July is here again and I am committing – to a bottle of red and a tube of chamois butter.

Tuesday, May 17, 2011

Blown Tires.

You aren’t paying attention. What are you going to do when you get a flat?

Call you, of course. Except that I can’t call you, which is why I am in bike maintenance for dummies class. In cream cargo capris and a white T. Not smart, considering that the next 60 minutes will cover lubing, degreasing, repairing and inflating. 

I am here because I am now the sole owner of a garage filled with bikes and bike parts, tubes and tires, canisters filled with suspicious looking lubricants, pieces of chain, racks and pumps. We have road bikes, mountain bikes, trainer bikes, BMX bikes and tagalongs. And an unusually high number of zip ties.

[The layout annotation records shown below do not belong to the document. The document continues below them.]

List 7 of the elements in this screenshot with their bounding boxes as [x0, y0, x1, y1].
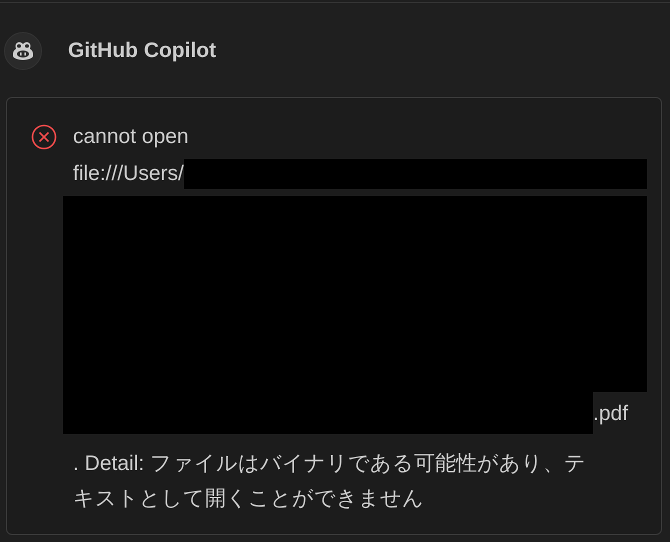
file-extension: .pdf [593, 400, 628, 426]
copilot-icon [12, 41, 34, 61]
error-icon [31, 124, 57, 150]
file-path: file:///Users/ [73, 161, 184, 187]
error-text: cannot open [73, 124, 190, 150]
author-name: GitHub Copilot [68, 39, 216, 63]
error-detail: . Detail: ファイルはバイナリである可能性があり、テキストとして開くことができません [73, 451, 588, 512]
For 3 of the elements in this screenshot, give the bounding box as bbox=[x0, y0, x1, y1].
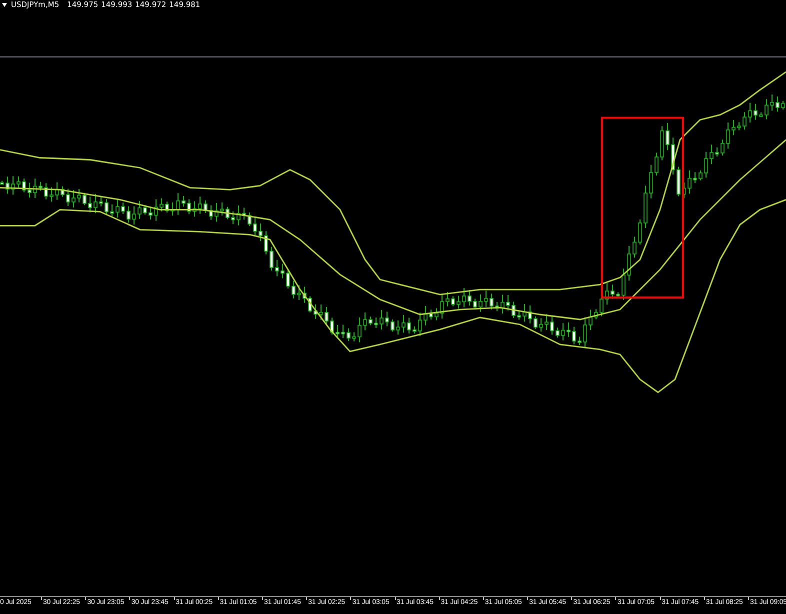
dropdown-icon[interactable] bbox=[2, 2, 7, 7]
highlight-rectangle[interactable] bbox=[601, 116, 684, 299]
horizontal-line[interactable] bbox=[0, 56, 786, 58]
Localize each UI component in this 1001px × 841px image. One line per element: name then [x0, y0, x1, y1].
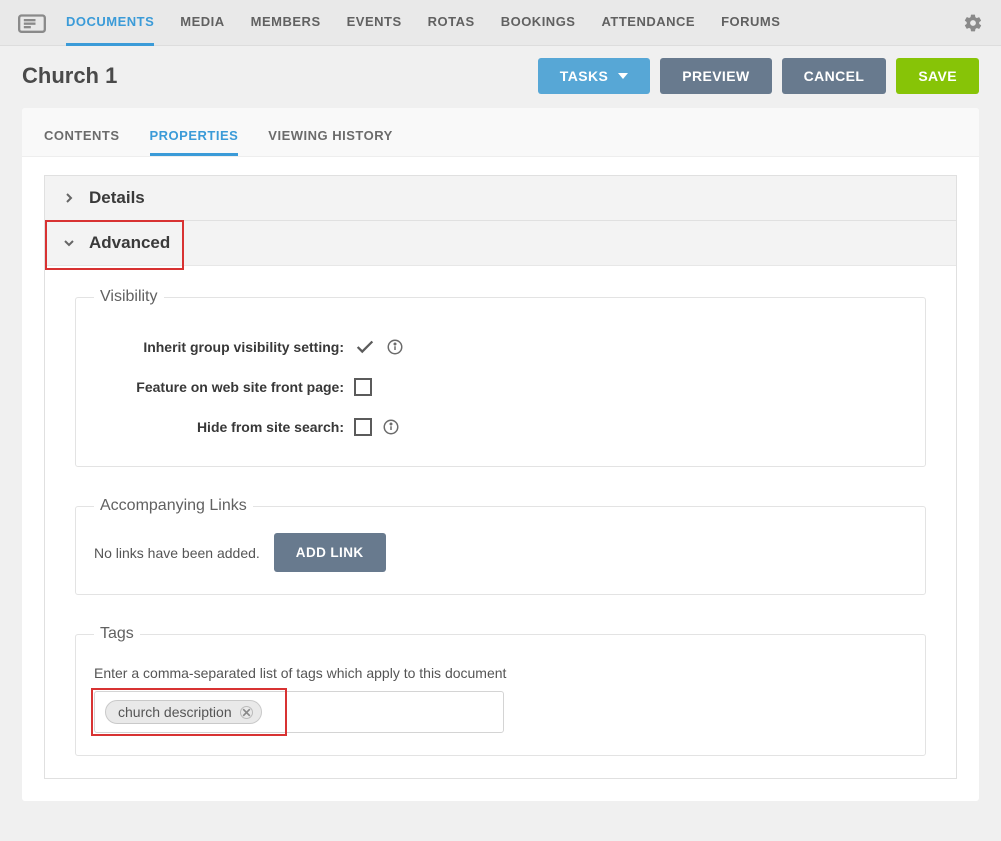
chevron-down-icon	[63, 237, 75, 249]
save-button[interactable]: SAVE	[896, 58, 979, 94]
content-panel: CONTENTS PROPERTIES VIEWING HISTORY Deta…	[22, 108, 979, 801]
preview-button[interactable]: PREVIEW	[660, 58, 771, 94]
tags-legend: Tags	[94, 625, 140, 643]
sub-tabs: CONTENTS PROPERTIES VIEWING HISTORY	[22, 108, 979, 157]
hide-row: Hide from site search:	[94, 410, 907, 444]
cancel-button[interactable]: CANCEL	[782, 58, 887, 94]
tasks-button[interactable]: TASKS	[538, 58, 650, 94]
tags-input[interactable]: church description	[94, 691, 504, 733]
add-link-button[interactable]: ADD LINK	[274, 533, 386, 572]
visibility-fieldset: Visibility Inherit group visibility sett…	[75, 288, 926, 467]
primary-nav: DOCUMENTS MEDIA MEMBERS EVENTS ROTAS BOO…	[66, 0, 963, 46]
nav-item-attendance[interactable]: ATTENDANCE	[601, 0, 695, 46]
gear-icon[interactable]	[963, 13, 983, 33]
nav-item-members[interactable]: MEMBERS	[251, 0, 321, 46]
hide-checkbox[interactable]	[354, 418, 372, 436]
page-title: Church 1	[22, 63, 538, 89]
accordion-details-header[interactable]: Details	[45, 176, 956, 220]
links-fieldset: Accompanying Links No links have been ad…	[75, 497, 926, 595]
nav-item-bookings[interactable]: BOOKINGS	[501, 0, 576, 46]
links-row: No links have been added. ADD LINK	[94, 533, 907, 572]
accordion-advanced-body: Visibility Inherit group visibility sett…	[45, 265, 956, 778]
tab-properties[interactable]: PROPERTIES	[150, 120, 239, 156]
feature-checkbox[interactable]	[354, 378, 372, 396]
feature-label: Feature on web site front page:	[94, 379, 354, 395]
tags-fieldset: Tags Enter a comma-separated list of tag…	[75, 625, 926, 756]
chevron-right-icon	[63, 192, 75, 204]
nav-item-media[interactable]: MEDIA	[180, 0, 224, 46]
accordion-details-title: Details	[89, 188, 145, 208]
hide-label: Hide from site search:	[94, 419, 354, 435]
top-nav-bar: DOCUMENTS MEDIA MEMBERS EVENTS ROTAS BOO…	[0, 0, 1001, 46]
feature-row: Feature on web site front page:	[94, 370, 907, 404]
accordion-container: Details Advanced Visibility Inherit grou…	[22, 157, 979, 801]
chevron-down-icon	[618, 73, 628, 79]
inherit-checkbox[interactable]	[354, 336, 376, 358]
action-buttons: TASKS PREVIEW CANCEL SAVE	[538, 58, 979, 94]
accordion-details: Details	[44, 175, 957, 221]
tags-hint: Enter a comma-separated list of tags whi…	[94, 665, 907, 681]
visibility-legend: Visibility	[94, 288, 164, 306]
inherit-row: Inherit group visibility setting:	[94, 330, 907, 364]
nav-item-forums[interactable]: FORUMS	[721, 0, 780, 46]
info-icon[interactable]	[386, 338, 404, 356]
tag-chip-label: church description	[118, 704, 232, 720]
tab-contents[interactable]: CONTENTS	[44, 120, 120, 156]
inherit-label: Inherit group visibility setting:	[94, 339, 354, 355]
links-legend: Accompanying Links	[94, 497, 253, 515]
tag-chip: church description	[105, 700, 262, 724]
nav-item-events[interactable]: EVENTS	[347, 0, 402, 46]
accordion-advanced-header[interactable]: Advanced	[45, 221, 956, 265]
tasks-button-label: TASKS	[560, 68, 608, 84]
page-header: Church 1 TASKS PREVIEW CANCEL SAVE	[0, 46, 1001, 108]
app-logo-icon	[18, 12, 46, 34]
nav-item-rotas[interactable]: ROTAS	[428, 0, 475, 46]
info-icon[interactable]	[382, 418, 400, 436]
tab-viewing-history[interactable]: VIEWING HISTORY	[268, 120, 393, 156]
links-empty-text: No links have been added.	[94, 545, 260, 561]
accordion-advanced: Advanced Visibility Inherit group visibi…	[44, 221, 957, 779]
accordion-advanced-title: Advanced	[89, 233, 170, 253]
nav-item-documents[interactable]: DOCUMENTS	[66, 0, 154, 46]
remove-tag-icon[interactable]	[240, 706, 253, 719]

I once went looking for a Phillips head and inner tubes erupted like trapped snakes from a drawer. Tucked at the top of a hallway cupboard I discovered every worn, broken and sweat-soaked helmet my husband had ever owned. He had 37 cycling jerseys hanging in the closet, outnumbered only by race and cycling t-shirts. Two drawers filled with sleeve and leg warmers, chamois shorts and bibs, skull caps and gloves, rain gear and socks. I found race medals in drawers throughout the house and his Camelbak insert in the freezer. An orderly stack of number plates in a garage cupboard. Bag balm in the medicine cabinet.

Suggesting he pick up a hobby seemed like a good idea at the time.

In less than five minutes, the instructor has deflated, re-inflated and checked for leaks and holes the tires on two entirely different bikes, tossing out references to tire wrenches, purple something and white lightning, lining the rims, pinch flats and dollar bills. Maybe I could just get the number for the American Bicycling Association’s roadside service?

No, because he loved his bicycles and so does his son. And I’ve seen the same glint in my daughter’s eyes now that she is riding on two wheels. It’s why I spend Monday nights at a dusty track, why I laugh when my son tells me that he prefers to ride in the dirt because “it feels good,” and why I avoided teaching my daughter how to ride only because I should have been watching him do it.

It’s why I’ll be sitting in my living room with a dirty tire long after my kids are in bed trying to figure out what the instructor just did.